While politicians and market forces are slugging out the matter of selling wine in New York supermarkets, a measure that would have allowed grocery stores in Oklahoma to sell wine and high-alcohol beer has failed.
The Senate Business and Labor Committee killed Senate Joint Resolution 62a measure on Monday. If it had passed, it would have gone to a public vote.
Meanwhile, in Washington state the House passed a measure Saturday night, 72-22, to allow grocery stores to offer wine- and beer-tasting events. The bill now goes to the Senate, which passed a similar measure earlier in the day. A pilot project for such tastings expired last September.
The bill passed Saturday allows grocery stores to continue to offer the tastings. Under the measure, wineries and breweries can conduct pouring, bottle signing, and other similar activities in conjunction with a tasting.
In Oklahoma, the measure was introduced by Sen.

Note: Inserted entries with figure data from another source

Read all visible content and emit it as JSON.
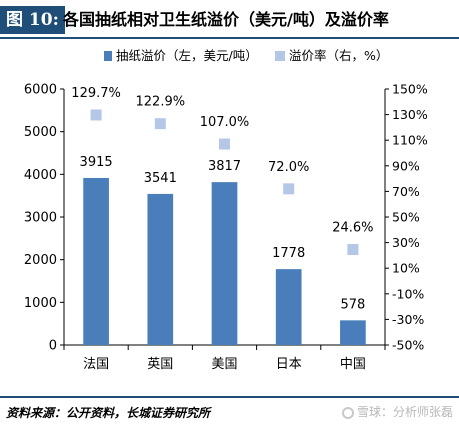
{
  "figure": {
    "tag": "图 10:",
    "title": "各国抽纸相对卫生纸溢价（美元/吨）及溢价率"
  },
  "source": "资料来源：公开资料，长城证券研究所",
  "watermark": "雪球：分析师张磊",
  "colors": {
    "bar": "#4a7ebb",
    "marker": "#b4c7e7",
    "title_bg": "#1f4e79"
  },
  "chart_data": {
    "type": "bar",
    "categories": [
      "法国",
      "英国",
      "美国",
      "日本",
      "中国"
    ],
    "series": [
      {
        "name": "抽纸溢价（左，美元/吨）",
        "axis": "left",
        "kind": "bar",
        "values": [
          3915,
          3541,
          3817,
          1778,
          578
        ],
        "labels": [
          "3915",
          "3541",
          "3817",
          "1778",
          "578"
        ]
      },
      {
        "name": "溢价率（右，%）",
        "axis": "right",
        "kind": "scatter",
        "values": [
          129.7,
          122.9,
          107.0,
          72.0,
          24.6
        ],
        "labels": [
          "129.7%",
          "122.9%",
          "107.0%",
          "72.0%",
          "24.6%"
        ]
      }
    ],
    "y_left": {
      "ylim": [
        0,
        6000
      ],
      "ticks": [
        0,
        1000,
        2000,
        3000,
        4000,
        5000,
        6000
      ],
      "tick_labels": [
        "0",
        "1000",
        "2000",
        "3000",
        "4000",
        "5000",
        "6000"
      ]
    },
    "y_right": {
      "ylim": [
        -50,
        150
      ],
      "ticks": [
        -50,
        -30,
        -10,
        10,
        30,
        50,
        70,
        90,
        110,
        130,
        150
      ],
      "tick_labels": [
        "-50%",
        "-30%",
        "-10%",
        "10%",
        "30%",
        "50%",
        "70%",
        "90%",
        "110%",
        "130%",
        "150%"
      ]
    },
    "legend_position": "top",
    "grid": false
  }
}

Andrew Rice of Oklahoma City, the Senate Democratic minority leader-designate. He cited the potential for economic development.
He said Oklahoma's liquor laws are antiquated and predicted his bill would have been passed in a public vote. Because the measure was killed in committee, it cannot be inserted into another measure.
Sen. Dan Newberry, R-Tulsa, said the measure had a number of problems, among them a potential increase in young people's access to alcohol. Sen. Randy Brogdon, R-Owasso, said the measure was discriminatory because it was limited to Oklahoma and Tulsa counties. But, he said, he would have voted against it even if that had beem remedied.